There’s theres also a huge group of people who believe that we are all one with the universe – that there’s some magical force that unites all things. Ok ok I will stop, but not until I mention those radicals that are under the impression that nobody is actually right (except them of course). They think that whatever the truth is, there’s no way that anyone can really know it. So just pick whatever works for you, and build your entire existence on it, as long as you don’t offend anyone (anyone who thinks like they do, that is).
My my what has the wold come to. It seems that we have totally gone off the rails.
What’s even crazier is that the above paragraph pretty much summarizes the thought perspectives of the vast majority of humanity today and how many of them think about each other. We live in a time in which people seem to be more than ever committed to their belief systems, thus being more than ever diametrically opposed to those who disagree. As secularism spreads through Europe and America, it is followed closely with a wave of renewed religious faith and a return to ancient belief systems.

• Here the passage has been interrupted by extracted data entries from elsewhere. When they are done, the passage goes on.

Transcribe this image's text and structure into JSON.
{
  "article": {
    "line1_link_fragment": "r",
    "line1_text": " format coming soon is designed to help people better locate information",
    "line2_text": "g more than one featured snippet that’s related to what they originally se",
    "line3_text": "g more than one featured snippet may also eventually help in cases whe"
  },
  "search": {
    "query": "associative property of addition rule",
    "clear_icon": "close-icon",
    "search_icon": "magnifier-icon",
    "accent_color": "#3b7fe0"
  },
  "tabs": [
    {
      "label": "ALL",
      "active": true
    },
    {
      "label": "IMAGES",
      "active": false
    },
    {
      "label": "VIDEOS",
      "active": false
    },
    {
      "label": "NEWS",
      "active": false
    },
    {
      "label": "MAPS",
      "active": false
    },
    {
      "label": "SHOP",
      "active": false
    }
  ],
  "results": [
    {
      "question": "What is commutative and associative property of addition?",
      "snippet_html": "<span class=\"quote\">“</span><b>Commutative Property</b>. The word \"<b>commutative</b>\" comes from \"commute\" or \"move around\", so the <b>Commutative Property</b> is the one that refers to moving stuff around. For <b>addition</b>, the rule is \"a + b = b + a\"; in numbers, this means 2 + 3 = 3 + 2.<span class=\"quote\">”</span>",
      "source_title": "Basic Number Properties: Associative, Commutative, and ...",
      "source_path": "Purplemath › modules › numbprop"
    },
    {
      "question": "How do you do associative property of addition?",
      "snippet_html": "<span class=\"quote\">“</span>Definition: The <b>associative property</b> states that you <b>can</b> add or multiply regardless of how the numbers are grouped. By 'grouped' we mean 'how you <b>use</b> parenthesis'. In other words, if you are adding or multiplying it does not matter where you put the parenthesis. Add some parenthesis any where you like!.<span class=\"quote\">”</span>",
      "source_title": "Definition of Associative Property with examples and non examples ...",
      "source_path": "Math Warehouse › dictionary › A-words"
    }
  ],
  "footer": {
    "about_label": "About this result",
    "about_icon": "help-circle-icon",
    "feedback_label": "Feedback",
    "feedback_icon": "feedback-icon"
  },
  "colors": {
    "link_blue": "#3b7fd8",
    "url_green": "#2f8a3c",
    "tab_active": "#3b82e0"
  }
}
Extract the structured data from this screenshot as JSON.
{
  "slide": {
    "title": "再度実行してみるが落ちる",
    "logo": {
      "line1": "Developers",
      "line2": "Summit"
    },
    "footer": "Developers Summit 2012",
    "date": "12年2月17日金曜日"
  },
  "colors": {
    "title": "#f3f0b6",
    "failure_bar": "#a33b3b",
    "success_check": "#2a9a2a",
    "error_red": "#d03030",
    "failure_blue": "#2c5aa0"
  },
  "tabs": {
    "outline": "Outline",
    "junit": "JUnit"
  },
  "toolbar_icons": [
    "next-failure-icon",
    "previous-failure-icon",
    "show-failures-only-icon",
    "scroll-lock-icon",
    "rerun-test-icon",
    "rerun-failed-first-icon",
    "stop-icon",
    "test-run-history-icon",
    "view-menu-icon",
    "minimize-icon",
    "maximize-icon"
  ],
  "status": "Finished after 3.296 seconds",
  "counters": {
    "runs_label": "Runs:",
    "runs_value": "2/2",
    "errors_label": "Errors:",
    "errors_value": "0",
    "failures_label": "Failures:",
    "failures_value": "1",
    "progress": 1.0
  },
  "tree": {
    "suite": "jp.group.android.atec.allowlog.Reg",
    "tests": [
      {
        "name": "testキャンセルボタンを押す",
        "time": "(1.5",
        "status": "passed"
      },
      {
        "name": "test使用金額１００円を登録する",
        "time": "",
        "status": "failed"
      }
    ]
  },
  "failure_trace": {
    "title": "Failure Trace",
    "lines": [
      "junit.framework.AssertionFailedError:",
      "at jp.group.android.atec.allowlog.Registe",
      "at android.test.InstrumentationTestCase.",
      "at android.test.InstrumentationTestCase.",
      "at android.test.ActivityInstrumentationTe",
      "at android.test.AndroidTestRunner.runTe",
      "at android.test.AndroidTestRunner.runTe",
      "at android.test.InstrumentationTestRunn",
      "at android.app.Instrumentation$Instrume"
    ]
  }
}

We are living in an increasingly polarized world. This is something deserving our consideration. We have to be aware of the reality that surrounds us if we are going to live effectively in it. One of the tendencies that I have noticed in myself and others around me, is that we tend to respond increasingly more critically to those around us who think more differently than we do. We blow them off as crazy, radical and foolish. And it seems that the closer they get, the harsher our criticism becomes.
Why do we do this? Perhaps there are layers to the answer. Maybe we are insecure. We see more and more people around us who think and live very differently than we do and we feel that our worldview is threatened. The only option seems to be to completely discount all potential credibility by labeling them as “crazy”. Another layer to the issue is that we may be failing to understand how worldviews work. We fail to see that there are many people in the world who truly see the world from a fundamentally different perspective. We measure all their actions on the basis of our thinking and find if completely absurd.
It is interesting to note that some of the greatest minds of history were blown off as absurd. These are some of history’s most foolish blunders, very often leading to much unnecessary bloodshed and many many years of regressive thinking.
We cannot discount people without first understanding how and why they believe what they believe. Labeling them as radical or crazy without first attempting to understand how they see the world is not a sign of disagreement but a sign of an unwillingness to think on our part. We are not rejecting their worldview. Rather, we are rejecting the opportunity to consider it. It is an indirect way of stating that we have nothing to learn and that our perspective is 100% complete.
When we take time to listen to, and understand, those who think very differently than we do, we often find that there is a lot more in our own perspective that is worthy of further examination. We also find that there is often a lot more in their perspective that makes sense. This has great power to enrich, challenge and strengthen our own worldview, as well as build a greater appreciation of the people around us – even if we don’t agree with all that they say or think.